Ski Club Vail’s Lindsey Kildow, a four-event racer on the U.S. Ski Team, will report regularly from the World Cup again this season in collaboration with Denver Post ski writer John Meyer. Kildow was considered a medal contender in multiple events at the 2006 Winter Olympics but had a frightening crash in downhill training and raced while impaired with injuries, finishing eighth in downhill and seventh in super-G.

I had a really good summer. I took four months off snow after the season, which I’ve never done before, but then when I went to summer training camps in New Zealand and Chile it only took me a day to get up to speed. I’m skiing better than I’ve ever skied, and that’s an understatement.

I had to take some time off recently because of a crash Oct. 17 while training super-G in Austria. It was a really weird crash. There were two pitches and the second pitch was glacial ice. They didn’t have much recent snow, so it was icy, then soft. I caught an edge and my knee hit my chin. I bit my tongue really hard, and I launched into the air and fell. I had a bone bruise on my knee.

It was gross because I was bleeding out of my mouth and my knee hurt really bad. It happened the day before my 22nd birthday. I spent my birthday in the hospital in Innsbruck, but I was happy I didn’t have any serious injuries. That was my birthday present.

I really hope to win a World Cup discipline title this season – super-G or downhill, or both. Then the world championships in Are, Sweden, are a big goal.

I just want to have good races in the world championships, which occur every other year in skiing. At the Olympics I had that crash, and the world championships before that in Bormio, Italy, I was really nervous and that affected my performances. Hopefully, I have all those things out of the way and I can get some good results in Are.

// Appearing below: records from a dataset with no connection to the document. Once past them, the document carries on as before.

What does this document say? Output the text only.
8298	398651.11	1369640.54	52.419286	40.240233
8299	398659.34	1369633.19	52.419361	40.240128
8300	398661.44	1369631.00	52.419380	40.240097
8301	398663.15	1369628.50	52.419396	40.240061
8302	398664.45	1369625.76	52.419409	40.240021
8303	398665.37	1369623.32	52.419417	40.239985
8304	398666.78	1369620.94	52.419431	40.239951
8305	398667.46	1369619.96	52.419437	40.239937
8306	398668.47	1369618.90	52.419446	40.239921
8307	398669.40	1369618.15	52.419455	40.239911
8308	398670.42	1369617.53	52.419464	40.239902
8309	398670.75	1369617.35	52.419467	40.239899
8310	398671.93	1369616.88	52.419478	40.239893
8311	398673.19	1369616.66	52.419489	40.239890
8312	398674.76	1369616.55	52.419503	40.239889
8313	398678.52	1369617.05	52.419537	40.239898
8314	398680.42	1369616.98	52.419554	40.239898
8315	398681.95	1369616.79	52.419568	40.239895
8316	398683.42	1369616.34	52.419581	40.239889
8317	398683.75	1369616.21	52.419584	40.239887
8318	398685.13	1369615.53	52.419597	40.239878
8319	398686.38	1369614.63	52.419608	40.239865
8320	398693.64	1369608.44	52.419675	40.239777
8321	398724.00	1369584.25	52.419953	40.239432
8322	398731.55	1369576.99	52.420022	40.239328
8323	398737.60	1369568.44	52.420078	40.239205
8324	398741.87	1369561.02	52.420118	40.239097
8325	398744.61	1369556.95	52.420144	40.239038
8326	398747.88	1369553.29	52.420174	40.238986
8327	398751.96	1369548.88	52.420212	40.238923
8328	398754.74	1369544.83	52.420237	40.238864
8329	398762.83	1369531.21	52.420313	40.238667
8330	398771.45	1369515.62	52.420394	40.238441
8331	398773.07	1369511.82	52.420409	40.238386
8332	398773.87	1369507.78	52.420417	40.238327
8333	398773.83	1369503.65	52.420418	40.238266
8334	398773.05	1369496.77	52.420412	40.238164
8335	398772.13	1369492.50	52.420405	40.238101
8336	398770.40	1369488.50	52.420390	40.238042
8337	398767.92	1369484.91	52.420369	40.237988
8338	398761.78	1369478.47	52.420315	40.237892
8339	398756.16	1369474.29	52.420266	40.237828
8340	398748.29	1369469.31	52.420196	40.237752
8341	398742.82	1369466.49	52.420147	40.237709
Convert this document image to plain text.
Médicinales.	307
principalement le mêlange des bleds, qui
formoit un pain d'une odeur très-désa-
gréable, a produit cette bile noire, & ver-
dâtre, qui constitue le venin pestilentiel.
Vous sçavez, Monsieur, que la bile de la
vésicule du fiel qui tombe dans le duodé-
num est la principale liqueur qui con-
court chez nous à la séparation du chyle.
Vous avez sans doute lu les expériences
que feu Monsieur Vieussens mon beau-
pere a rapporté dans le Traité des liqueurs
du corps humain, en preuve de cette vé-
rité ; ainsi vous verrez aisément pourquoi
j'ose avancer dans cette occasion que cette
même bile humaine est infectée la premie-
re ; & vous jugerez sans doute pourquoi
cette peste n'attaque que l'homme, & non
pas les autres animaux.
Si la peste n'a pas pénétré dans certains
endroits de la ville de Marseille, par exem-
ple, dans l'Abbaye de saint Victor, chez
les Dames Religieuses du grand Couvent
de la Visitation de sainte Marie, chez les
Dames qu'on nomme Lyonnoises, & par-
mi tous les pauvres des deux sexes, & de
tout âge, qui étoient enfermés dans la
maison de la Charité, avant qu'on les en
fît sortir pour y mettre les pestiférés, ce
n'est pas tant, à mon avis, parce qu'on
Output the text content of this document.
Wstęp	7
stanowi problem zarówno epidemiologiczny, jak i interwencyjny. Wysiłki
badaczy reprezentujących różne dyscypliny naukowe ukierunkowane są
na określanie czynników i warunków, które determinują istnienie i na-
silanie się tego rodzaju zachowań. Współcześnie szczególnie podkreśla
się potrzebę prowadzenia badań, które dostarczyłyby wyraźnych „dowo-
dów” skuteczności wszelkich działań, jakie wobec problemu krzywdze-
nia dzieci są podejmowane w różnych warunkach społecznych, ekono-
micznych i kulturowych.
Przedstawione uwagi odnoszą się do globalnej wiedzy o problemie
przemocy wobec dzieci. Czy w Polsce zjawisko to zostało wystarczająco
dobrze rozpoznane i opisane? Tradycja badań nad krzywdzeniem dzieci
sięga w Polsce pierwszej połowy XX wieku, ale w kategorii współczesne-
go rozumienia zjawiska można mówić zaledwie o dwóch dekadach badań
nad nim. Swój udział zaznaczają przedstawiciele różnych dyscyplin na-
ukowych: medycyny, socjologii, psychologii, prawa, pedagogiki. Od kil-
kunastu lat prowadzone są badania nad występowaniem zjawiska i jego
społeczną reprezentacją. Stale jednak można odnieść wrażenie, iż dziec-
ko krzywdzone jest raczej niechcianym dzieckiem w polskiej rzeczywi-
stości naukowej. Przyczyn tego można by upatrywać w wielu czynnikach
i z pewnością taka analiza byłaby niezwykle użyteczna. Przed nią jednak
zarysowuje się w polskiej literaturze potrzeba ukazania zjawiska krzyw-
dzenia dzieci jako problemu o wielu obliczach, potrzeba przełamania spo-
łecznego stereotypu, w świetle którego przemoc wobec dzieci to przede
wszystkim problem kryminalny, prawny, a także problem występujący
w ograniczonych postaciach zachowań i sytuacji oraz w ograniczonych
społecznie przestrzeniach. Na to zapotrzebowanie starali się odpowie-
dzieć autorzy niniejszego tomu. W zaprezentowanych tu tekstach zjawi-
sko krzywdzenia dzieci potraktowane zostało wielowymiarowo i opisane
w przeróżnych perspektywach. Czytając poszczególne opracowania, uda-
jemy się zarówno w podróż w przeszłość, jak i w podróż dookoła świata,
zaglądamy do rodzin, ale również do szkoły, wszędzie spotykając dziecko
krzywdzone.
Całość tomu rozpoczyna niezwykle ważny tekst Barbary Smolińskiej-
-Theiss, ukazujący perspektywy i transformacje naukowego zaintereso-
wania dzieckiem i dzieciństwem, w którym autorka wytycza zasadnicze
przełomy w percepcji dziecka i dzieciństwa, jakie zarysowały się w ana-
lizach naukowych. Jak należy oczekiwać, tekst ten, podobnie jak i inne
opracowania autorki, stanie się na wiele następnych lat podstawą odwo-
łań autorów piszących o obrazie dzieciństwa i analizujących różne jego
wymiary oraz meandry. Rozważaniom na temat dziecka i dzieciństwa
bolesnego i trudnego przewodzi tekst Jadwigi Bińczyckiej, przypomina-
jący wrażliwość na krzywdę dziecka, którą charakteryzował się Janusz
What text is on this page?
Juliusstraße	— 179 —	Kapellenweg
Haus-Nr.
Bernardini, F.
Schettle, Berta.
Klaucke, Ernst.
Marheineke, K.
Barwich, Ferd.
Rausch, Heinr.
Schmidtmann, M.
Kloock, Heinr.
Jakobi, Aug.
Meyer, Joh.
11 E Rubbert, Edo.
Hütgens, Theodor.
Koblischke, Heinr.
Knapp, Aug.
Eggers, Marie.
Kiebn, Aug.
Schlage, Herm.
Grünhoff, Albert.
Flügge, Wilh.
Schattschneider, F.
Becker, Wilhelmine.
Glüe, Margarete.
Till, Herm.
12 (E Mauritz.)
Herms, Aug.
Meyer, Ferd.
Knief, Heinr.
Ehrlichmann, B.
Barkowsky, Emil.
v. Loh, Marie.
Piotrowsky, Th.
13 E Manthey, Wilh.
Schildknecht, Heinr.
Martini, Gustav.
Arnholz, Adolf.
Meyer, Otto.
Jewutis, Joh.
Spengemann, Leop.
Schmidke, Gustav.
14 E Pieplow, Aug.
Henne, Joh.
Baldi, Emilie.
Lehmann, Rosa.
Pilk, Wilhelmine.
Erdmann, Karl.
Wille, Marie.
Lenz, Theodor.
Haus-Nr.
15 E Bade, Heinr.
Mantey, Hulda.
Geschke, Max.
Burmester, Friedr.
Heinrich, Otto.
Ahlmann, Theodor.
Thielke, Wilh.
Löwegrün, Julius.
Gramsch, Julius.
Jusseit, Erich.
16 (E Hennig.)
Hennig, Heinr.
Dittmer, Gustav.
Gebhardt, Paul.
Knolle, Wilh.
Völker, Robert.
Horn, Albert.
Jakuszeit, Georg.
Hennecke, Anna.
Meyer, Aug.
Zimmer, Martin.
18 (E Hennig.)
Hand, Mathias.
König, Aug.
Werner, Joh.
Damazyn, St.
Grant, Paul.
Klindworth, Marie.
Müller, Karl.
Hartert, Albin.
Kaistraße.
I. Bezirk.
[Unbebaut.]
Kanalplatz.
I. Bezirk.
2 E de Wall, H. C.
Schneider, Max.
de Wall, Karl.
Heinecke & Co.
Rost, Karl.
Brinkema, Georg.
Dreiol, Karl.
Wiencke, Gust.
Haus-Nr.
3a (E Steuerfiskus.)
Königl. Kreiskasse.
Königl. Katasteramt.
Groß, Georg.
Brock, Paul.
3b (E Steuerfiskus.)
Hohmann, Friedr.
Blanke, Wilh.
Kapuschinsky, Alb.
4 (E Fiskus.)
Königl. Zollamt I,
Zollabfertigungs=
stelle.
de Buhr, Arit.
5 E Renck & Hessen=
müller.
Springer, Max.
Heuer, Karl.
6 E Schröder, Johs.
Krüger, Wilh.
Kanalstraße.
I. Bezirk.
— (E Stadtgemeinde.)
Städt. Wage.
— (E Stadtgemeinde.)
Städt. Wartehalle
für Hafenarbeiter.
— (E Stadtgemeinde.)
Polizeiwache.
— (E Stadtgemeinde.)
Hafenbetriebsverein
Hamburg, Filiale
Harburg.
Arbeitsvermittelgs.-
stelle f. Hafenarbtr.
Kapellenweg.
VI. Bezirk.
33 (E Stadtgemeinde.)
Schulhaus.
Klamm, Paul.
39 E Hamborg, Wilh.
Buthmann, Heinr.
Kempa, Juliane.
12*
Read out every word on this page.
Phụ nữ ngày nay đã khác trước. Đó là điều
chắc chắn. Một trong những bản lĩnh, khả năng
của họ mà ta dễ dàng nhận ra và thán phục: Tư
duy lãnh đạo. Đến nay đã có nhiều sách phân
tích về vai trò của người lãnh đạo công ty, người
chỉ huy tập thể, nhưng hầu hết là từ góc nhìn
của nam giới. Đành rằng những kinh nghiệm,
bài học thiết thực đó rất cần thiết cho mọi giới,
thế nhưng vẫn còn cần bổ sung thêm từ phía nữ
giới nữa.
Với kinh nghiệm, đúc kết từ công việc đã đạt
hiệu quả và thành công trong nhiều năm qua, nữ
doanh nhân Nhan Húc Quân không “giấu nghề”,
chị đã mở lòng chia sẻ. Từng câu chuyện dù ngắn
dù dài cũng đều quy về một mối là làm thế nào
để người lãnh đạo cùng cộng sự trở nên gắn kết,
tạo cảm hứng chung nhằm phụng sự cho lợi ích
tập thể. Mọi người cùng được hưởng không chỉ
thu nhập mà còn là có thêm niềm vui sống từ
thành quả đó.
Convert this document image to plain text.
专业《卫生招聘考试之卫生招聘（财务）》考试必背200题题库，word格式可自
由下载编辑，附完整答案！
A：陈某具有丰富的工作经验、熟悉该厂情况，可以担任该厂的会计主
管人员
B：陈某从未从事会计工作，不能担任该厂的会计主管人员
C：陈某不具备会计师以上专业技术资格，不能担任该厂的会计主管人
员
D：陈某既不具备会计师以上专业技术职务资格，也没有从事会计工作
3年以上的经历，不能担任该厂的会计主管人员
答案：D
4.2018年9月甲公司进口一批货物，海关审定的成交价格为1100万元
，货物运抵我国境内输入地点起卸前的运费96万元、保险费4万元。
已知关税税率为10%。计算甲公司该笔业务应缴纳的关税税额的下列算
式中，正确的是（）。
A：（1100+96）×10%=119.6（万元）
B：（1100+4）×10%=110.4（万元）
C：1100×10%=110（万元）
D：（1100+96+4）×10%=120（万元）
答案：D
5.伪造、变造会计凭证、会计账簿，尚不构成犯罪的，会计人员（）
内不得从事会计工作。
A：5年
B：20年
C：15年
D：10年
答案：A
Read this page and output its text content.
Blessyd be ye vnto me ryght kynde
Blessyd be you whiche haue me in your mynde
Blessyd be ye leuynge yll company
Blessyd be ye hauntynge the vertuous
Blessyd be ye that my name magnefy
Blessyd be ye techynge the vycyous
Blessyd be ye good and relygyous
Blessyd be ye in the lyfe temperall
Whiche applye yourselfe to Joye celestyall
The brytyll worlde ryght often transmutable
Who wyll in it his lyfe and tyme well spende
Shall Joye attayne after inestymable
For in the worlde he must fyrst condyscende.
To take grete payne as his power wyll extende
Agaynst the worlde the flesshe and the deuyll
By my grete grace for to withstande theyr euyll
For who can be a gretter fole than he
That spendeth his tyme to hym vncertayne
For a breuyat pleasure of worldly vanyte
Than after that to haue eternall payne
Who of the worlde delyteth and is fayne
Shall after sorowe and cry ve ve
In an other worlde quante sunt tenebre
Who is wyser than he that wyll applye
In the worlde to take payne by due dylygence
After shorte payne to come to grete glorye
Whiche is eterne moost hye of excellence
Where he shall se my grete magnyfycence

Being so banged up after the crash in downhill training at the Olympics prevented me from skiing my best, and that was tough to take, but a week after the Olympics I won a World Cup super-G in Norway. I was like, “I know I’m skiing well, this proves it, I should have won in Torino, I should have at least gotten a medal.” Obviously there was a reason things happened the way they did. I learned how to deal with my nerves and deal with the Olympics in a pressure situation. The Vancouver Olympics in 2010 will be my time, I guess.

Today we leave Colorado for Levi, Finland, for women’s and men’s slalom, then come right back here for races in Aspen on Thanksgiving weekend. I really like Levi, I just wish this week’s race didn’t come this time of year because it’s so far to go for one race. The Europeans always complain about being away from home for the two weeks they’re in America. Give me a break.